The 11 tracks on The Painstream all use a combination of hard and soft passages; “heavy and gentle, sweet and cruel” – as their label Napalm Records puts it. As End of Green have perfected their sound over the years (they are active since 1992), they have found their niche in their own mixture – one that, however, makes The Painstream a tad on the repetitive side.
Their music could be best compared to Lacrimas Profundere, although you could say that End of Green allow a little more experimentation in their sound, and follow less the standard rules of gothic metal. As compared to some other gothic rock bands, End of Green also use thicker and more layered guitar chords, giving their music additional depth. With their deeply depressing lyrics, End of Green also have an emo touch to their work.
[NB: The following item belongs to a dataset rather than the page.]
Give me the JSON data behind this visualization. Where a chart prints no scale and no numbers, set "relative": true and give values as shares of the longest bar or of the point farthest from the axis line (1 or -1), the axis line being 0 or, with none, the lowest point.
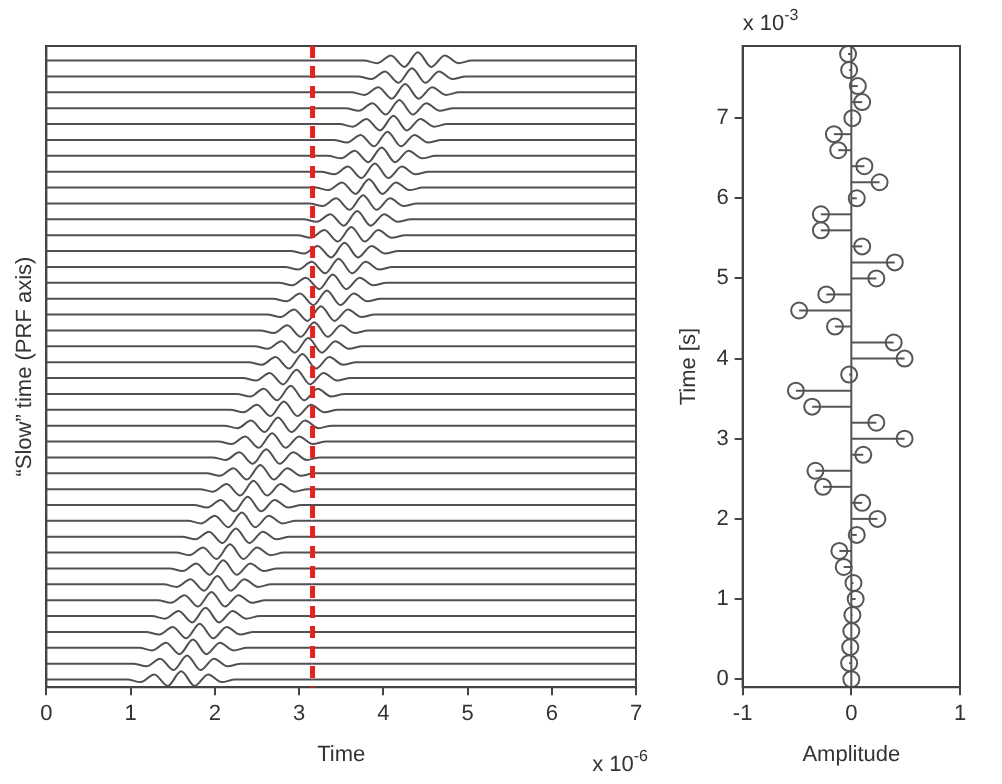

While all tracks on The Painstream are accessible upon first listen, the album becomes a little shallow after a few listening session: there are no gems to be found while listening to the album for the fifth time.
Three tracks stand out on The Painstream. The first highlight is “Holidays in Hell”, a melancholic sing-along song that makes you long for autumn, falling leaves, incense and graveyards. It gives you the perfect goth 'n roll feeling (think To/Die/For) on a layer of poppy rock that we know from The Rasmus. Then there is the single “De(ad)generation”, an anthem for GenY in times of economic times that seems to encourage us to just carry on. It's a daring cross-over between dark and poppy, catches the ear immediately, but it still has that ink-black quality to it. In the final track, “The Painstreet”, the pain and longing are almost tangible.
Other tracks, such as “Hangman's Joke” and “Chasing Ghosts” could appeal to any hard rock fan, while “Final Resistance” and “Death of the Weakender” tickle our depressive tendencies with their despair and swooningly romantic longing, as if we are standing on the verge of the world.
In short, The Painstream by End of Green is an enjoyable album for all of us who like to revel in The Darkness – but it is nothing deeper than just enjoyable.